When we are intimate I want him to take in all of me, all of my body, yet I find myself recoiling when he gets to my ever-shrinking breasts.  One day I am planning on getting an augmentation and the next I feel I can't do that, how can I teach my daughter to love herself as she is if I can't. 
I want honesty and I want to believe.  Yet when H tells me that he is doing well and he hasn't indulged, hasn't lusted, fantasized, whatever; I don't believe him and have said as much to him which leaves him wondering why he should tell me anything if I won't believe it anyway.  I know this is Betrayal Trauma presenting itself, but it is so frustrating.  I want to believe, I want to trust.

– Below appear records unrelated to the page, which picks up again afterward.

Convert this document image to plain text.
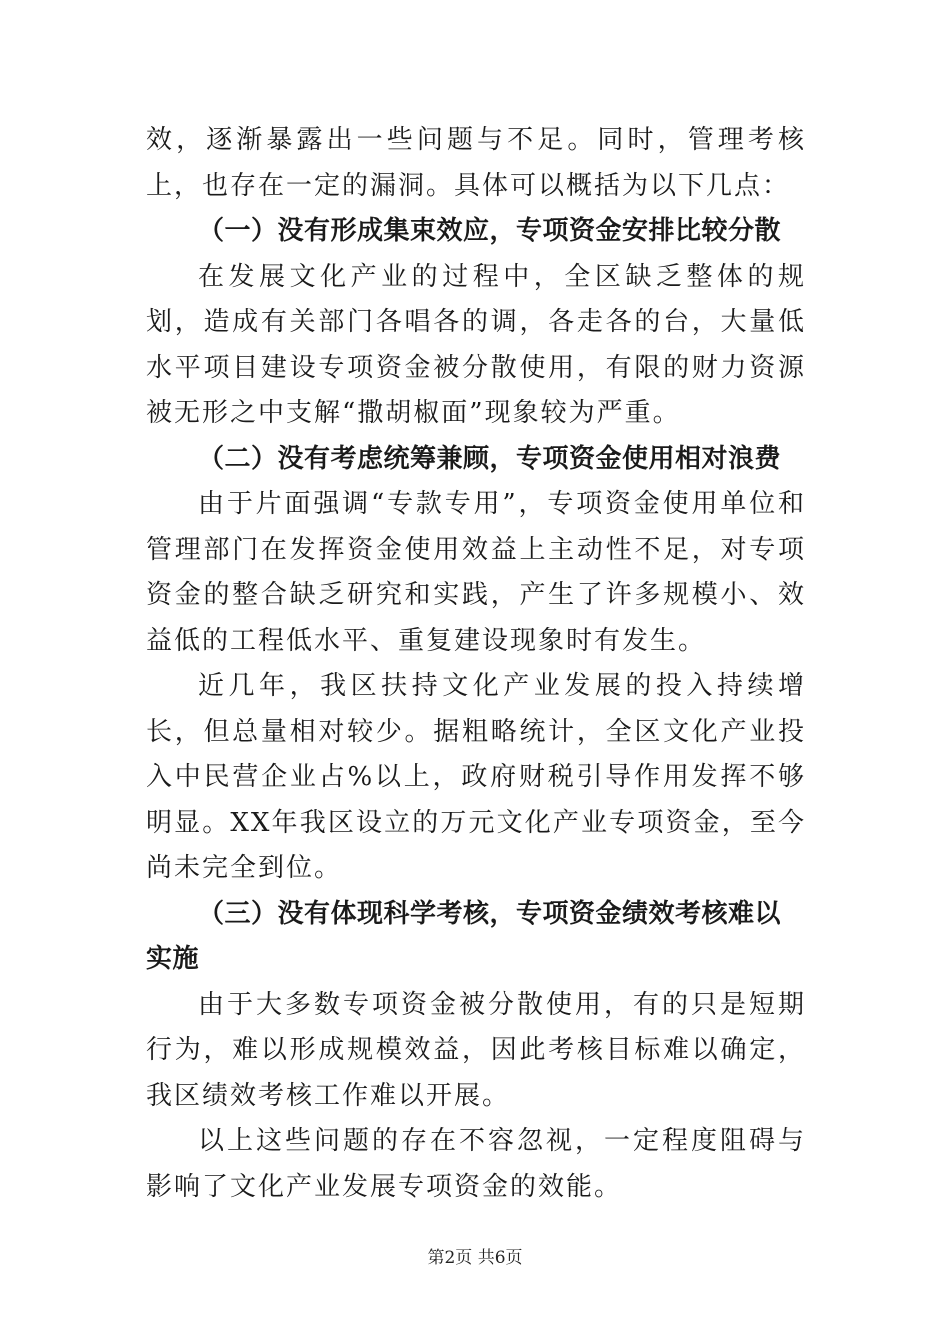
效，逐渐暴露出一些问题与不足。同时，管理考核上，也存在一定的漏洞。具体可以概括为以下几点：

（一）没有形成集束效应，专项资金安排比较分散

在发展文化产业的过程中，全区缺乏整体的规划，造成有关部门各唱各的调，各走各的台，大量低水平项目建设专项资金被分散使用，有限的财力资源被无形之中支解“撒胡椒面”现象较为严重。

（二）没有考虑统筹兼顾，专项资金使用相对浪费

由于片面强调“专款专用”，专项资金使用单位和管理部门在发挥资金使用效益上主动性不足，对专项资金的整合缺乏研究和实践，产生了许多规模小、效益低的工程低水平、重复建设现象时有发生。

近几年，我区扶持文化产业发展的投入持续增长，但总量相对较少。据粗略统计，全区文化产业投入中民营企业占%以上，政府财税引导作用发挥不够明显。XX年我区设立的万元文化产业专项资金，至今尚未完全到位。

（三）没有体现科学考核，专项资金绩效考核难以实施

由于大多数专项资金被分散使用，有的只是短期行为，难以形成规模效益，因此考核目标难以确定，我区绩效考核工作难以开展。

以上这些问题的存在不容忽视，一定程度阻碍与影响了文化产业发展专项资金的效能。

第2页 共6页
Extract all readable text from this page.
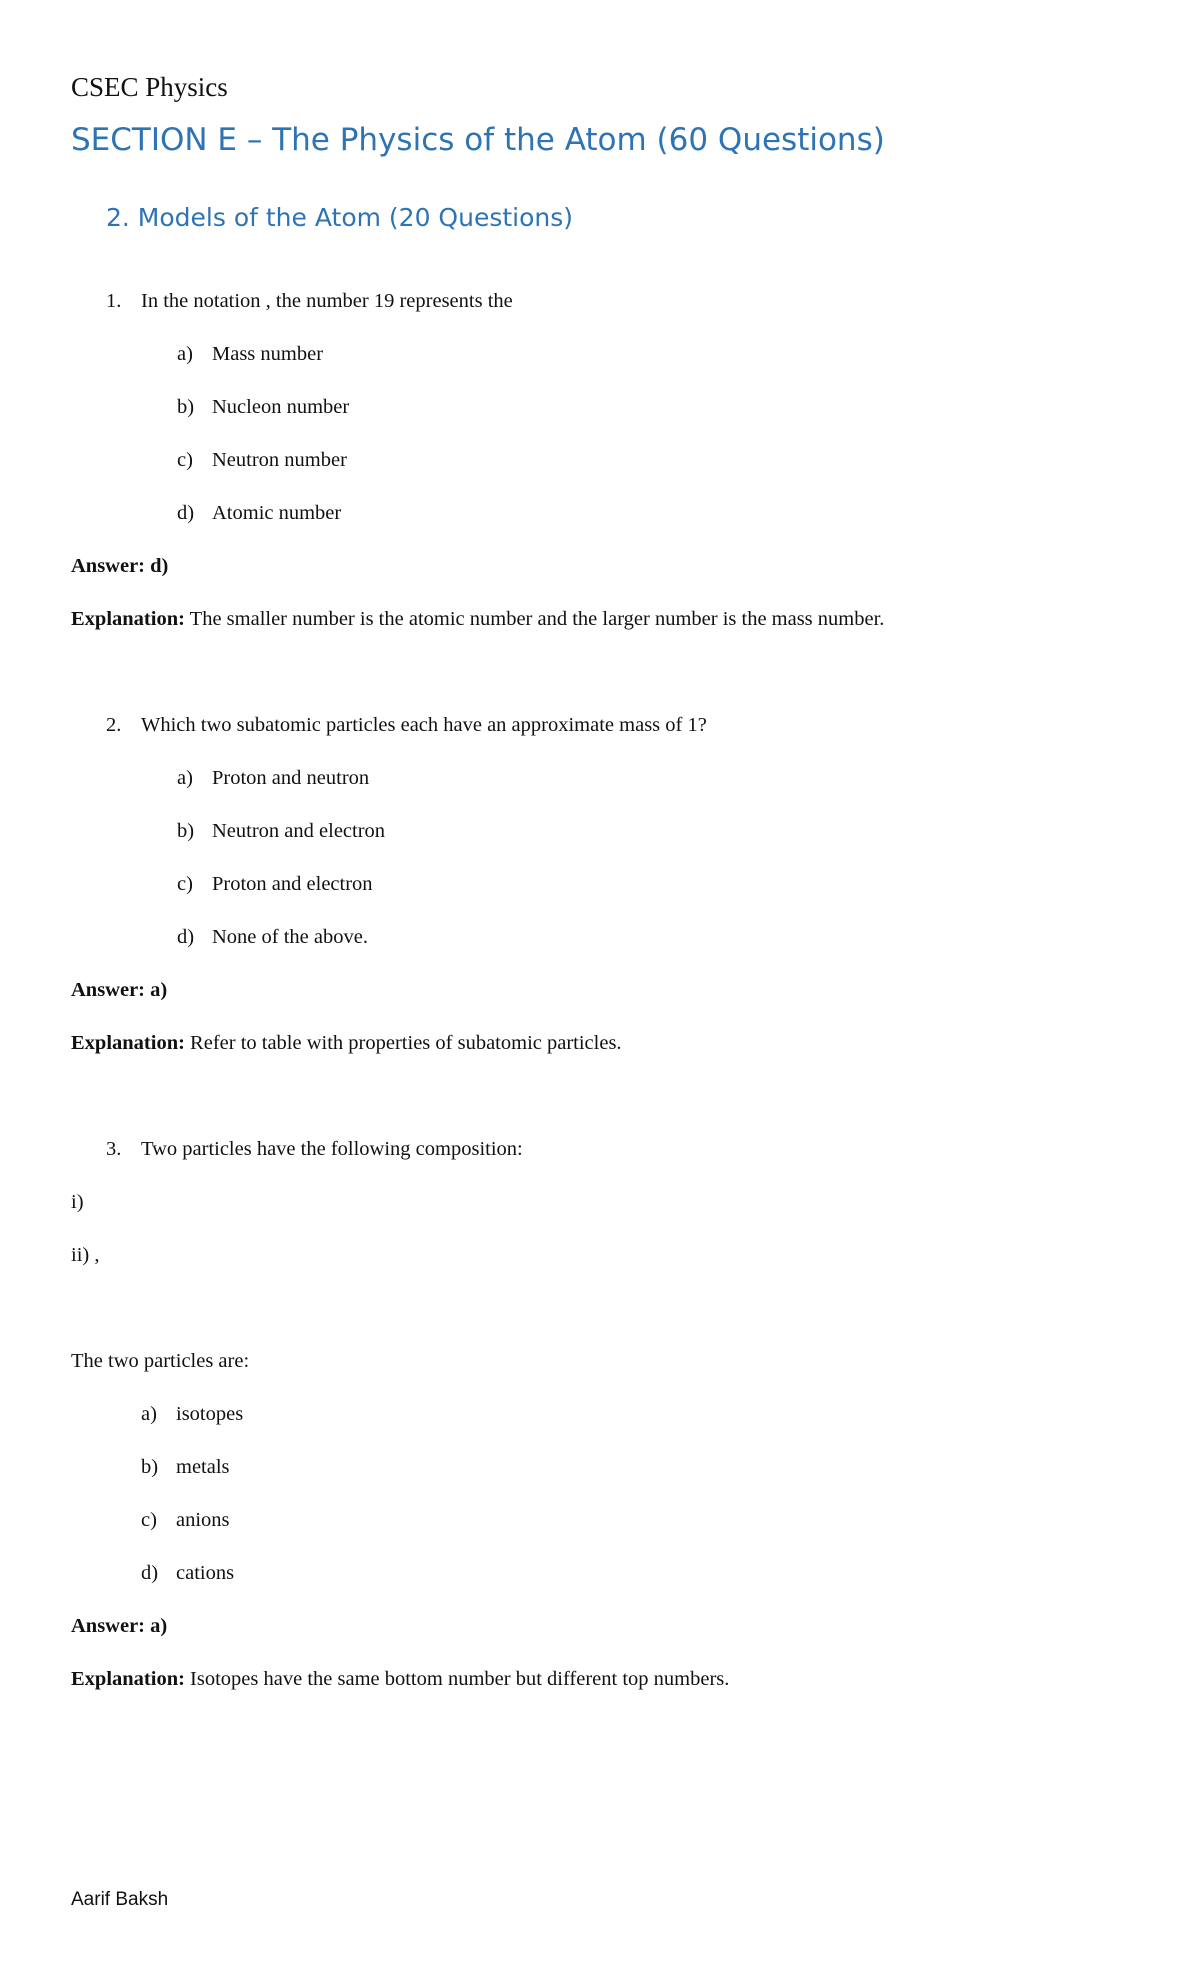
CSEC Physics
SECTION E – The Physics of the Atom (60 Questions)
2. Models of the Atom (20 Questions)
1. In the notation , the number 19 represents the
a) Mass number
b) Nucleon number
c) Neutron number
d) Atomic number
Answer: d)
Explanation: The smaller number is the atomic number and the larger number is the mass number.
2. Which two subatomic particles each have an approximate mass of 1?
a) Proton and neutron
b) Neutron and electron
c) Proton and electron
d) None of the above.
Answer: a)
Explanation: Refer to table with properties of subatomic particles.
3. Two particles have the following composition:
i)
ii) ,
The two particles are:
a) isotopes
b) metals
c) anions
d) cations
Answer: a)
Explanation: Isotopes have the same bottom number but different top numbers.
Aarif Baksh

I want H to find me attractive, to think I am beautiful.  But when he tells me I look nice or that I am beautiful I immediately question his motives.  Is he wanting "some" tonight?  I am dressed a little more trendy and young so does that mean he is only interested if I look like that? 
 
I want him to see him actively working his recovery (step work, meetings, etc), but hate that it takes away from time we can spend together.  So when I don't see him working his steps BECAUSE he is choosing to spending time with me then the thought comes in "He has stopped working his steps.  He has relapsed or is quickly heading in that direction".

So many conflicting thoughts roll around my head daily, it is exhausting.  I am emotionally, spiritually exhausted, and most times physically.

Like I said, so CONFUSING.  It doesn't make sense.  It truly is INSANITY at its worst!